Using click data to improve rankings

Result quality can be improved in some situations by utilizing click data. Click data are records of which results users have clicked on in response to particular queries. The idea is that if users are selecting a particular result from a list of results, then this result is more likely to be an important resource than other resources.

Adjusting the click data scope

The following configuration settings can be used to limit the amount of click data that is considered for ranking.

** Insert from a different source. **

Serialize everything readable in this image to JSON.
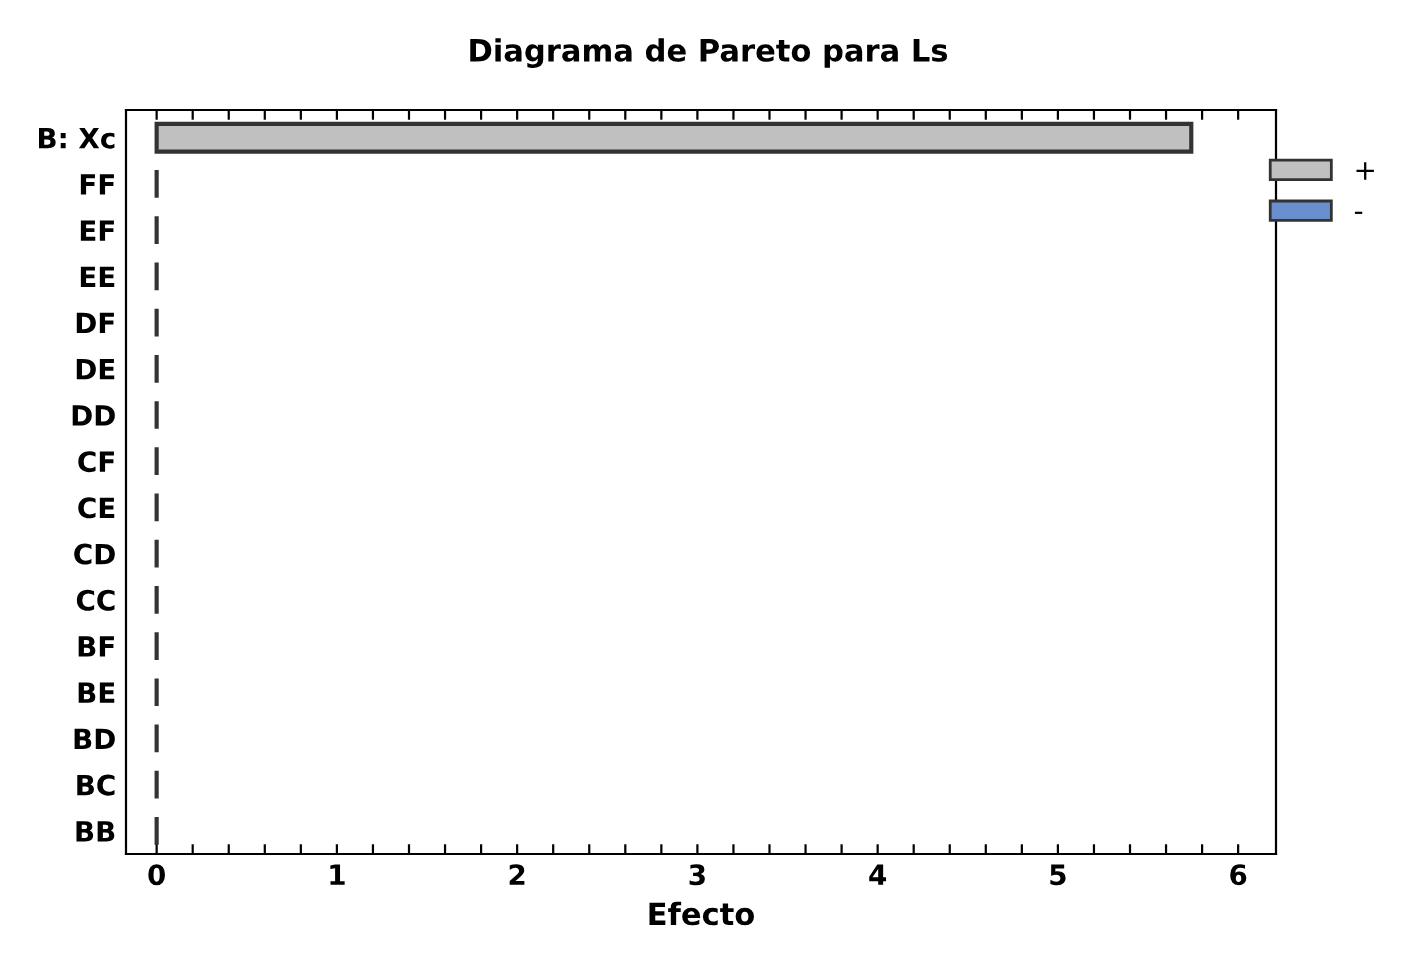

  • click_data.num_archived_logs_to_use This option should be a number indicating how many logs to use from each archive directory listed. e.g. Setting this option to 5 will mean that click data from the last 5 logs (typically each log represents the amount of time between data spource updates) in your archive directories will be taken into consideration when calculating query results. This option can be set to all to indicate that every available click data log should be used.

  • click_data.week_limit This option, if set, limits the inclusion of click data to clicks that have occurred in the previous n weeks where n is the value that this option is set to. It is useful to set this feature in regularly changing websites to make sure that the click data used does not represent clicks on documents that may have since been changed or moved.

Weighting click data

Like all sources of new information, click data can have a varying degree of impact on the quality of your search results. It is important to weight the information appropriately for your results page in order to obtain the best results.

Weighting of click data can be achieved with the sco=2 and -wmeta.K options, included as either part of a search URL or as part of the query_processor_options configuration parameter in the results page configuration. For example, to set the click data weight to 0.7 (the default is 0.5) you might include it in a search URL:

http://example.com/s/search.html?collection=example&query=stuff&sco=2[K]&wmeta.K=0.7

or perhaps set a configuration option in the results page configuration:

query_processor_options= -wmeta.K=0.7

Disabling click data

Click data is enabled by default.

To disable click data set click_data.use_click_data_in_index to false.

Click data is included in the indexing phase of updating a data source so changes will only take effect after your data source has been updated. See updating a data source for more details on updating your data source.